Création d’une Commission consultative permanente indépendante pour les droits de l’Homme

Cette 13e conférence annuelle  s’est ouverte sur une rencontre de hauts responsables qui doivent adopter l’ordre du jour. Aujourd’hui, les membres de l’OCI créent une commission permanente indépendante des droits de l’Homme (CPIDH), une instance destinée à être l’un des organes chargés de promouvoir les droits civils, politiques, sociaux et économiques. Une élection est organisée pour choisir les représentants.

Elle sera chargée de fournir un avis consultatif sur les droits de l’Homme au Conseil des ministres des affaires étrangères, par rapport à l’ensemble des questions liées à l’OCI. La commission permanente indépendante des droits de l’Homme sera également axée sur les instruments des droits de l’Homme universellement reconnus, « en conformité avec les valeurs consubstantielles à l’islam ».

Une ouverture sous tension

Mardi et mercredi aura lieu la réunion des ministres des Affaires étrangères.
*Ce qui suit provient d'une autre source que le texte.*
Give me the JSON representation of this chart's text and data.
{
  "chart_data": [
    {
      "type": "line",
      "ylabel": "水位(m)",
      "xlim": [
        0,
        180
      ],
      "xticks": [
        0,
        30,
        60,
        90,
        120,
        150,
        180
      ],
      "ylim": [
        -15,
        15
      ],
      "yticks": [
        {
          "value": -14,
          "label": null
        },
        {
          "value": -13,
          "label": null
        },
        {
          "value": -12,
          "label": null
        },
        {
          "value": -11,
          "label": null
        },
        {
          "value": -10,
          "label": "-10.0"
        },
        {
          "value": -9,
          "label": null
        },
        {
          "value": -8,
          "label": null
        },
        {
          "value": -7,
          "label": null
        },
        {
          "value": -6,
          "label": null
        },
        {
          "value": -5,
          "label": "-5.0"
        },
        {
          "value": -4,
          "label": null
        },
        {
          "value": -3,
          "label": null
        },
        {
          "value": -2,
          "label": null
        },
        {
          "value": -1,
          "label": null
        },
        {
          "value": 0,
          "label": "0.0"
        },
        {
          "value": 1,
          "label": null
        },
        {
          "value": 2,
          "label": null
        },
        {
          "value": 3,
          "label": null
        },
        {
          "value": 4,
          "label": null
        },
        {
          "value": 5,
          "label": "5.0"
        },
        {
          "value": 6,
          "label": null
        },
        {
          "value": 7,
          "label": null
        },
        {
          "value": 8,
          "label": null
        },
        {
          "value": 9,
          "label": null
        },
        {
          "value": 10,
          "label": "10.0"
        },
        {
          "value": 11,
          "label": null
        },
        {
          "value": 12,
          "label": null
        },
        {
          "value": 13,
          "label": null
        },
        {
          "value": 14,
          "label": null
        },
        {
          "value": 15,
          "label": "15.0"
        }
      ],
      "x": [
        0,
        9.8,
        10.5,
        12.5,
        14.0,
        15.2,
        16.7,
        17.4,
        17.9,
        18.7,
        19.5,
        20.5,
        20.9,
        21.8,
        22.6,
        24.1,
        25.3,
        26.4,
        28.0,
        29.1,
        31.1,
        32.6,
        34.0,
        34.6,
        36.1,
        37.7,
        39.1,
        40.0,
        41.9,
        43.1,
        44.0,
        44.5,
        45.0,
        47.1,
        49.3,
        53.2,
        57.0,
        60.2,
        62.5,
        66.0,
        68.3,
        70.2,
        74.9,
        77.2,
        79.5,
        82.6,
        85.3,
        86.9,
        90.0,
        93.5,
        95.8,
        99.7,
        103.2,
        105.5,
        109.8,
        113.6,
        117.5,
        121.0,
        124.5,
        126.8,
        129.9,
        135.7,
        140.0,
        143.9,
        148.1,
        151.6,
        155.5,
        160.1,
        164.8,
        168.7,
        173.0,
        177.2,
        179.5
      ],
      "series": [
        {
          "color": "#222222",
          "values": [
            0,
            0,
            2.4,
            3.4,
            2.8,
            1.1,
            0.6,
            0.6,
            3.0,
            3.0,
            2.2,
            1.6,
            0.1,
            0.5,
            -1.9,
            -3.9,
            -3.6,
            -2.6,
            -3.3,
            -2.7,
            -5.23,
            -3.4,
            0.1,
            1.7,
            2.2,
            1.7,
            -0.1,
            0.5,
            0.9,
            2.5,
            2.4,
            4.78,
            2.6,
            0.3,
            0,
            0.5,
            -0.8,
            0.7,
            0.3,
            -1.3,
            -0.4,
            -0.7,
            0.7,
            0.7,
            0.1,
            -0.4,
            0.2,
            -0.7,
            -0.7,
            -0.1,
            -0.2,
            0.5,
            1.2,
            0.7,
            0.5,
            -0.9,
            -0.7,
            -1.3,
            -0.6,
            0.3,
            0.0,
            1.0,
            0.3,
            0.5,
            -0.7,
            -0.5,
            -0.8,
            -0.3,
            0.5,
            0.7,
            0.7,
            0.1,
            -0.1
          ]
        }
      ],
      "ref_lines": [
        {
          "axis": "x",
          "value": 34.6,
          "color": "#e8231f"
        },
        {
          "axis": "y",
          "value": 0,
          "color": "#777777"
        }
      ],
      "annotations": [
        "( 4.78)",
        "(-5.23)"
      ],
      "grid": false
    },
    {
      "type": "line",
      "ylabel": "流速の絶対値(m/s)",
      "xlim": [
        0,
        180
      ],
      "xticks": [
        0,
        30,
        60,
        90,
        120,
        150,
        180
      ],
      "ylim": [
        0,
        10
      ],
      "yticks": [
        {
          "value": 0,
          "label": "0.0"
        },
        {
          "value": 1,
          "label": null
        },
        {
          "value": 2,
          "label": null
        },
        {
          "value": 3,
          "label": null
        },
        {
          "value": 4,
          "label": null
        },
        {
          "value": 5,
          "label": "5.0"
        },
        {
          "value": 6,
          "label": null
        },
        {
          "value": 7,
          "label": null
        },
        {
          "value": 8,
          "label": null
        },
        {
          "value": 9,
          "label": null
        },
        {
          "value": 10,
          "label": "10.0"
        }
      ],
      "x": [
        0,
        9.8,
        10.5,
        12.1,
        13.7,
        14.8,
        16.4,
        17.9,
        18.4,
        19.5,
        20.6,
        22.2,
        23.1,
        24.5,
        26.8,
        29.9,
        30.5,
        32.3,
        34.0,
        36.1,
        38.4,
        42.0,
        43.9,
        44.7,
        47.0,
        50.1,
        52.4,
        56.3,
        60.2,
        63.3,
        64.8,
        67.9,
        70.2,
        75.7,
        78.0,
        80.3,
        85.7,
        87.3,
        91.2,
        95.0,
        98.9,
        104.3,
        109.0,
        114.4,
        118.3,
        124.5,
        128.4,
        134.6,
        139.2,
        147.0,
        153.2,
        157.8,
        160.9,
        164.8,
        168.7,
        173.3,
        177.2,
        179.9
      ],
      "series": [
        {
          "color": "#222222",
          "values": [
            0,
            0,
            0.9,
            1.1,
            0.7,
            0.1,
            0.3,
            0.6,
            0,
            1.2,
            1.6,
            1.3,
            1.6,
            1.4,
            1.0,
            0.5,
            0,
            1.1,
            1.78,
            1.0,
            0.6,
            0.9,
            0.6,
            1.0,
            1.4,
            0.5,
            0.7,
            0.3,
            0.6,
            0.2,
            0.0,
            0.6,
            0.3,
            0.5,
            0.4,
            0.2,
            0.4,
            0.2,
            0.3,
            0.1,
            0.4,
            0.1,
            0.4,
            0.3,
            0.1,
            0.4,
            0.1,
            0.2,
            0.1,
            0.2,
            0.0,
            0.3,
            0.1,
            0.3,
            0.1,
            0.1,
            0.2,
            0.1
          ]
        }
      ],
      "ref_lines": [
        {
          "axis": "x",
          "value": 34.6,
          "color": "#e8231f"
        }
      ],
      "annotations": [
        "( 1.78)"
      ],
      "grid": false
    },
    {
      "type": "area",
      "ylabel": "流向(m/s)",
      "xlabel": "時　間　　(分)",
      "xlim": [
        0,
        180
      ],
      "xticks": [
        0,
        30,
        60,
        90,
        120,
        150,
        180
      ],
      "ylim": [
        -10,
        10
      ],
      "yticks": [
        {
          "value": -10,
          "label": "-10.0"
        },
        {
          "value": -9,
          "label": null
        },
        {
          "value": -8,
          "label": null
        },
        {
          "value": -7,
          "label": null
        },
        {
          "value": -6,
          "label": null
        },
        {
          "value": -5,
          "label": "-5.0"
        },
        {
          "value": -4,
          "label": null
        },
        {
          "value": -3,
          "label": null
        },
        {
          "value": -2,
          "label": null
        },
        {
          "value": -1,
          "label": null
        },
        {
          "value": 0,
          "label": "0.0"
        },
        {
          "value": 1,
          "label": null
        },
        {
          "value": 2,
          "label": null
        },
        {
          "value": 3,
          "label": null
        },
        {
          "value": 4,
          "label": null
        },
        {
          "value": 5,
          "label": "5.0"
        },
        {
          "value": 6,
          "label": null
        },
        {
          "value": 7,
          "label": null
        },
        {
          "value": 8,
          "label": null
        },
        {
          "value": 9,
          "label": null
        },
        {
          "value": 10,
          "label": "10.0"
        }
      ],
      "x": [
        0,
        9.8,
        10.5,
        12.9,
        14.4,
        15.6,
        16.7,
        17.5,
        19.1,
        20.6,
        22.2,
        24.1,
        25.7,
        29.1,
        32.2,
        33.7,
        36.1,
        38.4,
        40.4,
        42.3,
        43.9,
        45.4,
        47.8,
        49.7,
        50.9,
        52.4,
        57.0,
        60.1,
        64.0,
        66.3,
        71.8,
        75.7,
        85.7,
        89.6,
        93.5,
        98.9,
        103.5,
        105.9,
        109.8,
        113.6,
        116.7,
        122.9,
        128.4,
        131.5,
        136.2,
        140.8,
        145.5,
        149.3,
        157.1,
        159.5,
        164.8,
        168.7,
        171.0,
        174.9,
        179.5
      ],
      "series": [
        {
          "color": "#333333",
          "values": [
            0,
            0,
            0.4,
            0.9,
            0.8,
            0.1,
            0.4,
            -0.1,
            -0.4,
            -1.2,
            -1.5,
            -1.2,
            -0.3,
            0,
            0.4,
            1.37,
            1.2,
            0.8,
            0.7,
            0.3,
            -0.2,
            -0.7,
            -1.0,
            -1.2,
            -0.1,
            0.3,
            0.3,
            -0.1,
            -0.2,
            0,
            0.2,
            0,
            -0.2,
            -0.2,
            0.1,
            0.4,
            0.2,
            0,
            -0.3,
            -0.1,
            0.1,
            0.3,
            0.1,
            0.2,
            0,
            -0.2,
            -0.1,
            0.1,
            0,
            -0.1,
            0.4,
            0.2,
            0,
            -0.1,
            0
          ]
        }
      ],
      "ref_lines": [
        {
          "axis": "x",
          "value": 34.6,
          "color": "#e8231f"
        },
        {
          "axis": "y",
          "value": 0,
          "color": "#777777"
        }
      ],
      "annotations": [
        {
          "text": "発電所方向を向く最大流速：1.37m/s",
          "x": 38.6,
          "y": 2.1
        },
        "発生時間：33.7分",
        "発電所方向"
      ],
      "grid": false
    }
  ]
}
Jeudi et vendredi, une trentaine de chefs d’Etat et de gouvernements participeront au sommet, présidé par le président turc Erdoğan. D’après un communiqué de presse, le sommet prévoit notamment « d’examiner la situation des communautés musulmanes dans des pays non membres de l’OCI et la question de la lutte contre le terrorisme ». Le débat portera sur les querelles internes et la question palestinienne. Le sommet entend résoudre cette dernière en soutenant les «efforts internationaux de relance d’un processus politique collectif».

La rencontre se déroule dans un contexte de méfiance envers l’islam dans les pays occidentaux, alimenté par des conflits affectant le Yémen, la Syrie et la Turquie, en état d’alerte depuis la succession d’attentats liés à l’organisation Etat islamique et au conflit kurde. Les Etats-Unis mettent notamment en garde contre des «menaces crédibles» d’attentats à Istanbul. La conférence a été placée sous haute sécurité.